Re: Hockey puck SCRs

On Wed, 12 Dec 2007 03:15:03 +0000, KW <n8023299@xxxxxxxxxxxxxxxxx> wrote:

I recently bought a hockey-puck SCR, without realising it needs to be
clamped to a heatsink. I'm trying to decide whether to return it or
whether to build a mount.

The SCR in question is an Internation Rectifier 250PA140, specs pasted at
the end of this topic.

First of all, I haven't managed to find any information about how much
force you need to clamp these things with. I'm assuming 2 metal plates
with 3x6mm bolts should be ample.

Secondly, do I need to apply force or displacement? For example, if I need
to apply exactly 1mm of displacement to the plates of the puck, then the
puck contracts by 0.1mm this might be a disaster, unless there is some
kind of springy contact inside that will take up the slack. Perhaps I
should use some kind of springy bar to apply a constant pressure despite
changes in temperature etc...

Thirdly, I presume that too much force will break the die, and too little
will mean the contact has insufficient area for the device to function
properly? How can I know when I've tightened the clamp the right amount?

Finally, I understand there is meant to be a snubber resistor between the
gate and the cathode. But I get very low resistances of < 0.1 ohm and I
wonder whether this implies it is broken?

If I(GT) Max. is 150m and the parallel resistance is < 0.1 ohms then as I
see it the voltage can't rise high enough to cause the device to trigger -
I'm assuming it needs at least a diode drop.

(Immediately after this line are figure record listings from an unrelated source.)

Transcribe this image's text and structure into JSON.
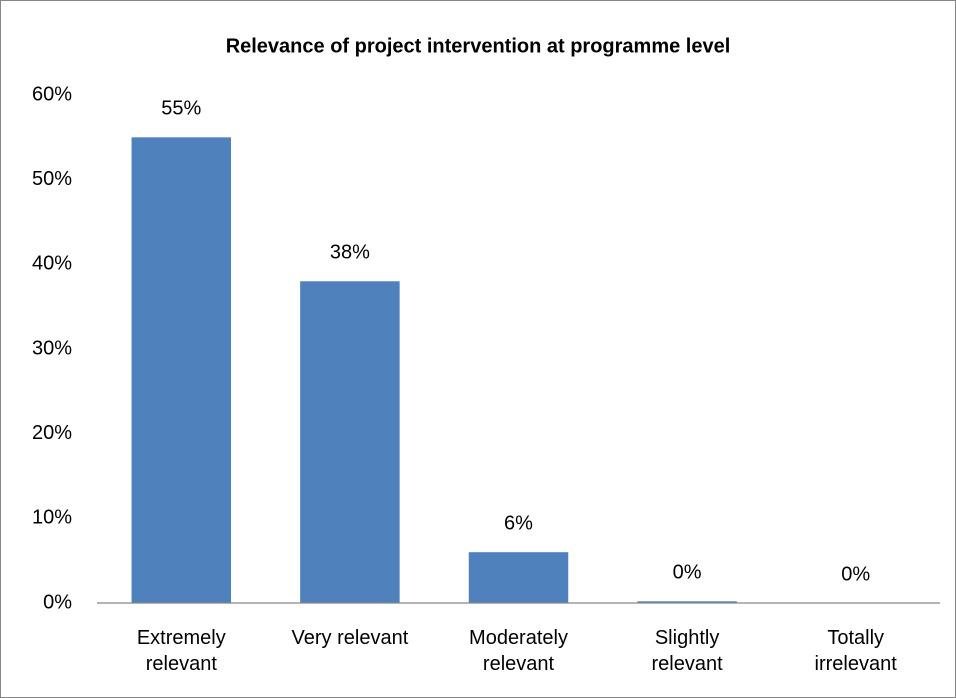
{
  "chart_data": {
    "type": "bar",
    "title": "Relevance of project intervention at programme level",
    "categories": [
      "Extremely relevant",
      "Very relevant",
      "Moderately relevant",
      "Slightly relevant",
      "Totally irrelevant"
    ],
    "values": [
      55,
      38,
      6,
      0.2,
      0
    ],
    "value_labels": [
      "55%",
      "38%",
      "6%",
      "0%",
      "0%"
    ],
    "color": "#4f81bd",
    "ylim": [
      0,
      60
    ],
    "yticks": [
      {
        "value": 0,
        "label": "0%"
      },
      {
        "value": 10,
        "label": "10%"
      },
      {
        "value": 20,
        "label": "20%"
      },
      {
        "value": 30,
        "label": "30%"
      },
      {
        "value": 40,
        "label": "40%"
      },
      {
        "value": 50,
        "label": "50%"
      },
      {
        "value": 60,
        "label": "60%"
      }
    ],
    "grid": false
  }
}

Thanks in advance for any help.


V(DRM) Max.(V)Rep.Pk.Off Volt.=1.4k
I(T) Max.(A) On-state Current=250?
@Temp. (?C) (Test Condition)=70
I(TSM) Max. (A)=4.2k
I(GT) Max. (A)=150m
V(GT) Max.(V)=2.5
I(H) Max.(A) Holding Current=500m
I(D) Max. (A) Leakage Current=11m
@Temp. (?C) (Test Condition)=125
V(T) Max. (V)=2.3
@I(T) (A) (Test Condition)=250
dv/dt Min. (V/us)=200
t(q) Typ. (s)=60u

My old GE manual specifies 700-900lbs force for their
press pak mounted SCRs. I mounted some where I didn't have
to be concerned about dissipating heat (single pulse operation)
and found an online calculator to determine clamping force resulting
from a given torque on a bolt then used a small torque wrench to
tighten it up. I don't remember the numbers, but it took surprisingly
little torque to get 800lbs clamping force. You might try googling
"presspack" to see what you come up with.

When truth is absent politics will fill the gap.